Surely this is the stuff of miracles and meritorious acts! But of course, not every case ends so well. Not every transplant patient makes a good poster child.
What usually gets left out of transplant success stories? Not just the inevitable medical failures, but also the traumatic, ethically complex dimensions of even those majority cases with mostly good outcomes.
First, the waiting period. This traumatic dimension of transplantation is only partially obscured by promoters. Growing ranks of wait-listed patients, and especially the sad accounts of those who die waiting, serve to motivate potential donors to “give the gift of life.” Yet pastoral caregivers will encounter the shadow here: the tedium of seemingly interminable hospital stays, roller-coaster emotions, excitement and let-down of false alarms, hope and despair.
Pastors, and patients themselves, may be horrified by the subtle shift in one’s usual response to the sound of sirens. Family and friends, or a speeding biker on a “donorcycle”, begin to look less like whole people and more like potential donors of coveted body parts.
“Designated requesters,” trained by organ procurement organizations, approach the next of kin in most hospitals when a patient is declared “brain dead.” Despite sincere efforts by requesters to be compassionate, they are often designated “vultures” by other hospital staff. The questions asked of grieving families can either help make meaning of a loved one’s death or further traumatize the bereft.
The vast majority of transplanted kidneys work well and long in recipients. “Graft” and patient survival statistics (updated regularly and available at www.unos.org) are somewhat less optimistic for heart and liver recipients—significantly less so for donor lungs. In any case, “replacement therapy” is not so analogous to auto mechanics as often portrayed. Donor body parts do not make one “as good as new.” Getting a new or used heart is not like replacing a carburetor.
The body’s natural defense mechanism against invading organisms produces an immune response to a foreign organ also. It attacks. Thwarting graft rejection requires complex daily regimens of immune suppression medications, at costs exceeding $10,000 annually. The financial impact on families can be staggering, first on account of “the wait,” then expensive surgery and ultimately a lifetime of follow-up treatments.
Eventually all of us die, but transplant patients typically die sooner. The miracle lasts only so long. Sometimes there is no miracle at all. Then pastors attend to the patient who dies waiting, or from surgical complications, or from post-operative graft rejection disease. We do not like to think, much less speak or write, of transplantation’s shadow. Yet it exists.
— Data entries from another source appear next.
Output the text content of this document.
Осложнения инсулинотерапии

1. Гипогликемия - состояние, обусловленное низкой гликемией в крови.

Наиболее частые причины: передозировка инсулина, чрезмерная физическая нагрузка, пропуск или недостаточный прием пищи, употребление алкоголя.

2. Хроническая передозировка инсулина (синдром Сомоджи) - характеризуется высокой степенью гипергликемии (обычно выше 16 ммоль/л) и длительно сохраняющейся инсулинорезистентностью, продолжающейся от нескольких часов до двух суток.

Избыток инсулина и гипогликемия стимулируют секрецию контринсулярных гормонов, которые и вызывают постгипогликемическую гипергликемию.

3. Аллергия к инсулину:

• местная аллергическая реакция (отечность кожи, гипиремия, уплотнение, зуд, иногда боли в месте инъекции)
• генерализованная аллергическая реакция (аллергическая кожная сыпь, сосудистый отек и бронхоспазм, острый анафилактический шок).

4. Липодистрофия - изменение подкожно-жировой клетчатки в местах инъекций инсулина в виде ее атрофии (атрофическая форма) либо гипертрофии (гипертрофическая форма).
Hospice reintroduced the “good death” and how it might be obtained despite our high-tech hospital ways. But for those who die waiting for the miracle that never comes, even a good death is hard to come by. How do you consent to the inevitable or say your goodbyes while retaining hope for that last-minute miracle? Too often one does not die well while waiting for transplant, and pastoral care is further complicated and compromised.
Organ transplant medicine has both extended and improved the lives of many who would otherwise suffer too much and die too soon. It is an almost miraculous intervention of human ingenuity and compassion. Yet dimensions of transplantation do not fit the miracle image at all. These beg the attention of, at least, those who would provide pastoral care.
We must step into the shadow, for many patients and families—outside of the public relations spotlight—are suffering and waiting for us there.
Tarris D. Rosell is associate professor of pastoral care and practice of ministry at Central Baptist Theological Seminary in Kansas City, Kan.